THE courtroom in The Hague may be thousands of miles away, but the real trial is unfolding here at home.
The appearance of former president Rodrigo Duterte before the International Criminal Court (ICC) is not merely a legal proceeding, but a national stress test. It forces us to confront a question we have long postponed: Can a republic demand strong leadership without insisting on strong law?
Emotions are running high. For many, Duterte represents decisive governance at a time of drift. For others, he embodies the normalization of lethal force in the name of order. Lines are drawn. Minds are made up.
But if we are to rise above the heat of the moment, we must think constitutionally, not tribally.
Duterte rose to power by projecting iron resolve. His rhetoric was blunt. His methods, uncompromising. Millions of Filipinos, frustrated by criminality and bureaucratic paralysis, welcomed that style. They equated strength with effectiveness.
Yet democracies are not designed around personalities, however compelling they are. Democracies are structured around limits. American Founding Father James Madison said that, “If men were angels, no government would be necessary.” The corollary is equally true. Because men are not angels, power must answer to law.
The ICC, established under the Rome Statute in 2002, operates on a central principle: complementarity.
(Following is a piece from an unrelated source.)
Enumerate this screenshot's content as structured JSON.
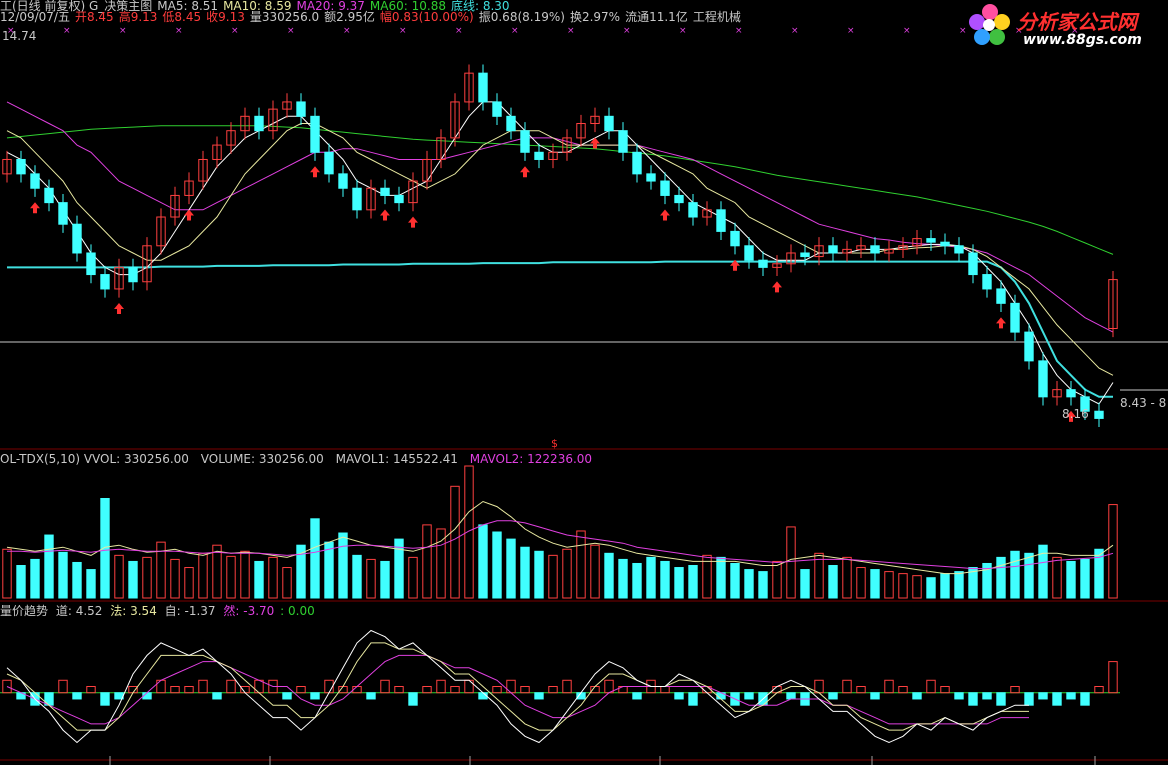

It intervenes only when domestic courts are unwilling or unable to genuinely investigate and prosecute alleged crimes against humanity, genocide, war crimes, or aggression. It is not a first resort, but a last recourse.
The Philippines ratified the Rome Statute in 2011. Whatever one’s view of subsequent withdrawal, jurisdiction attaches to alleged acts committed during membership. That is a legal reality.
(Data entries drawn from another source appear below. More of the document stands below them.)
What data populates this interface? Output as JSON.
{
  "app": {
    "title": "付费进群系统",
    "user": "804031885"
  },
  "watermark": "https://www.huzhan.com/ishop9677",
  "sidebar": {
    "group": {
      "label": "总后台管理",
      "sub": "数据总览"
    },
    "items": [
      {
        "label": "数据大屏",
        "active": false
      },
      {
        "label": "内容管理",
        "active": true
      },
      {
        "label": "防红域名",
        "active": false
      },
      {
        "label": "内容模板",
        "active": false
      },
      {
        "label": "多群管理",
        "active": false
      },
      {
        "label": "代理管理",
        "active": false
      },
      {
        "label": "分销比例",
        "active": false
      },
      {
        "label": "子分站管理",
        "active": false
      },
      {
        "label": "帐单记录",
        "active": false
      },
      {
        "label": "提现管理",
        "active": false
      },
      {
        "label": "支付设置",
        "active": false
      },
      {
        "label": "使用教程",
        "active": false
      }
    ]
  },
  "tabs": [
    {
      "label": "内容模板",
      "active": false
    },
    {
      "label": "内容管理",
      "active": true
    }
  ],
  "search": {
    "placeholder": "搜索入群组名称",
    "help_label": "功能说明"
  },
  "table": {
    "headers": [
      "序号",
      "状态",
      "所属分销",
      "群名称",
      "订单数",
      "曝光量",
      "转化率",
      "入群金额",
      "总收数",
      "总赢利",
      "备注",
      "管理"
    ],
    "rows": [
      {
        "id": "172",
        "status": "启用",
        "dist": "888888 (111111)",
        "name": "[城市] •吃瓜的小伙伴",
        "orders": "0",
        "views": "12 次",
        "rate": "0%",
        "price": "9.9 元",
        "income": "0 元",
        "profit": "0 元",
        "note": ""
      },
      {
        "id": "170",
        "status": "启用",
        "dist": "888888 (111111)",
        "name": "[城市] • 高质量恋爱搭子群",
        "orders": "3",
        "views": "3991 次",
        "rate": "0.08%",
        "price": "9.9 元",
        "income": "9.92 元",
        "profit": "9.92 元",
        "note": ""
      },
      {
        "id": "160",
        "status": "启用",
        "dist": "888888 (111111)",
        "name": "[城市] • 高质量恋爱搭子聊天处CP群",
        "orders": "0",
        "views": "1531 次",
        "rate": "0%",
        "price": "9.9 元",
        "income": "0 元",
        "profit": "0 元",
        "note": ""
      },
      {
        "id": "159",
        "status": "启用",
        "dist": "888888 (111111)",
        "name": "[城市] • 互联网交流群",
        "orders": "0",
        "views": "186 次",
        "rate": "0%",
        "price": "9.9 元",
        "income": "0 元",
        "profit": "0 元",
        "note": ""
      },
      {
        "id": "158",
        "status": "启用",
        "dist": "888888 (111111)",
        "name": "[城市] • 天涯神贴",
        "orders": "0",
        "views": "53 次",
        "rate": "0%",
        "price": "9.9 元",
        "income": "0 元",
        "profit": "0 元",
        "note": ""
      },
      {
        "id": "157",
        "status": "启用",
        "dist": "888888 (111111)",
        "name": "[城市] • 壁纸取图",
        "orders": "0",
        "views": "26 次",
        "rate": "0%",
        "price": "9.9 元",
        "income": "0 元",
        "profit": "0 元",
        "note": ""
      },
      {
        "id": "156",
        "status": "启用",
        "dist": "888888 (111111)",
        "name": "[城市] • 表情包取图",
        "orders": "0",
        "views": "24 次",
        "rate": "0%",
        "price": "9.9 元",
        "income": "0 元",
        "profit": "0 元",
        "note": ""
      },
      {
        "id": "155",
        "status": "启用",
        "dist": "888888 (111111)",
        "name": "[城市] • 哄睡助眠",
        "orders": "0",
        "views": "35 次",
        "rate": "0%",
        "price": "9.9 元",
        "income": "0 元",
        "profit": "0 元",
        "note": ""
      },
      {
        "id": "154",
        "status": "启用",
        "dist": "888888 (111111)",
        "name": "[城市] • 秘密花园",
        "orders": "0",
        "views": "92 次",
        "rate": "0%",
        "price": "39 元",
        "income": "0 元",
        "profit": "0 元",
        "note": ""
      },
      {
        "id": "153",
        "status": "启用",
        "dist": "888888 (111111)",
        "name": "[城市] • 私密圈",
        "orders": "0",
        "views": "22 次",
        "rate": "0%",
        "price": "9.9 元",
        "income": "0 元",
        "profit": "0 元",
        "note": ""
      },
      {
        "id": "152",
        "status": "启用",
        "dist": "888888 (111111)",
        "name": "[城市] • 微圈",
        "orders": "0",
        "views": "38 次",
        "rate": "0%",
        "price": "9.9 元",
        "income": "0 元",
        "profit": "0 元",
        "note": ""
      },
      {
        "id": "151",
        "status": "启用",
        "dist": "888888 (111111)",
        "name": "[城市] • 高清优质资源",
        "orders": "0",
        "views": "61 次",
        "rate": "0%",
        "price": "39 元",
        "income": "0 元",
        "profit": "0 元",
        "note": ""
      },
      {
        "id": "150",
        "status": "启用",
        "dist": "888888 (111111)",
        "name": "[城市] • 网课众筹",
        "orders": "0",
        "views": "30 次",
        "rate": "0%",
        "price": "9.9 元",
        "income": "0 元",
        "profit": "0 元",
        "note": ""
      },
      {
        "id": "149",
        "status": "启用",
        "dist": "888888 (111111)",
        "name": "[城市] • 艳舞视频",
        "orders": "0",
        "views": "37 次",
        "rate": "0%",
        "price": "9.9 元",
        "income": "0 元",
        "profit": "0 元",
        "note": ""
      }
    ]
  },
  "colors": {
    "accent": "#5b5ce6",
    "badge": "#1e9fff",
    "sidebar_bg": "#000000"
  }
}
This case is not a referendum on whether the drug war was popular. It is a narrower inquiry: Were there acts that meet the threshold of crimes against humanity? Were the investigations credible and independent? Did domestic institutions function as they should?
Supporters argue that extraordinary times require extraordinary measures. That argument resonates in societies anxious about disorder. But here lies the constitutional fault line: If a leader is strong enough to exercise extraordinary power, then the law must be strong enough to examine how that power was used. Otherwise, strength becomes an exemption. And an exemption, once normalized, becomes precedent.
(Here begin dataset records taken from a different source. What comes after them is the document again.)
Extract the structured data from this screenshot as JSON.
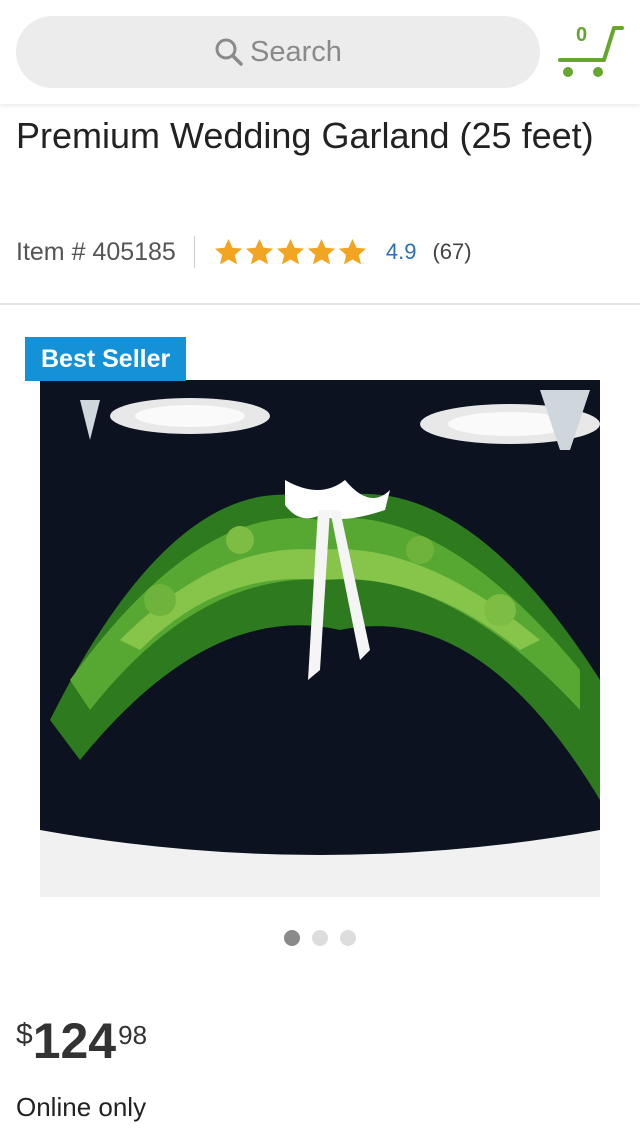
{
  "search": {
    "placeholder": "Search"
  },
  "cart": {
    "count": "0"
  },
  "product": {
    "title": "Premium Wedding Garland (25 feet)",
    "item_number": "Item # 405185",
    "rating": "4.9",
    "review_count": "(67)",
    "stars": 5,
    "badge": "Best Seller",
    "price": {
      "symbol": "$",
      "dollars": "124",
      "cents": "98"
    },
    "availability": "Online only"
  },
  "carousel": {
    "total": 3,
    "active": 1
  },
  "colors": {
    "accent_green": "#66a62f",
    "badge_blue": "#1591d7",
    "star_gold": "#f2a523",
    "link_blue": "#2a6ebb"
  }
}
History offers sobering lessons about precedents born in crisis. Temporary expansions of authority have a way of hardening into permanent expectations. What begins as an emergency measure can evolve into a governing habit. Democracies rarely collapse in a single dramatic moment; they erode incrementally, as exceptions quietly displace norms. The true test of a constitutional order is whether it can correct itself before that erosion becomes irreversible.
During my own years in government, I saw how crises compress time and heighten pressure. Decisions must be made swiftly. The temptation to cut corners in the name of expediency is real. Yet I learned that the durability of any decision depends not only on its decisiveness but on its legality. Authority exercised within the law strengthens institutions. Authority exercised outside it may deliver short-term results, but it also leaves long shadows that linger beyond a single administration.
If legality is treated as optional in one context, it becomes negotiable in others.
The ICC is not beyond criticism. It has faced accusations of selectivity and uneven enforcement. It has no police force of its own. Yet its existence reflects a postwar consensus that sovereignty cannot be an absolute shield against accountability for mass atrocities.
The deeper discomfort in this moment is domestic. Many Filipinos believe our own justice system is slow or compromised. When confidence in national institutions erodes, international mechanisms inevitably loom larger. International jurisdiction often fills a vacuum created at home.
Objectivity, therefore, requires discipline. Separate popularity from legality. Separate policy approval from procedural accountability. Separate nationalism from treaty obligation. But this discipline is demanding. It asks citizens to resist reducing complex legal questions to slogans. It asks leaders to avoid framing judicial scrutiny as political persecution. And it asks institutions to perform their duty without fear or favor.
It is entirely possible to believe that Duterte was decisive in confronting crime and still accept that decisive action must withstand legal examination. That is not betrayal; that is constitutional consistency.
This trial will ripple into the next presidential election. Narratives will harden. Some will frame it as a foreign intrusion; others as overdue justice. The temptation to weaponize the proceedings for partisan gain will be strong. But mature democracies do not calibrate legal principles according to electoral convenience.
The ultimate issue is not whether Duterte is convicted or acquitted. Courts, after all, decide cases. Nations, on the other hand, decide values.
Do we believe that power derives legitimacy from law? Or that law bends to power?
We often say we want strong leaders. But strength without accountability is force. Strength under law is statesmanship.
The courtroom in The Hague will render its judgment in time. History will render another judgment — on whether we chose loyalty over law, or law over loyalty.
Strong leaders come and go. Strong institutions endure. And only institutions, firmly anchored in law, keep a republic free.
“No man is above the law and no man is below it; nor do we ask any man's permission when we require him to obey it,” said US President Theodore Roosevelt.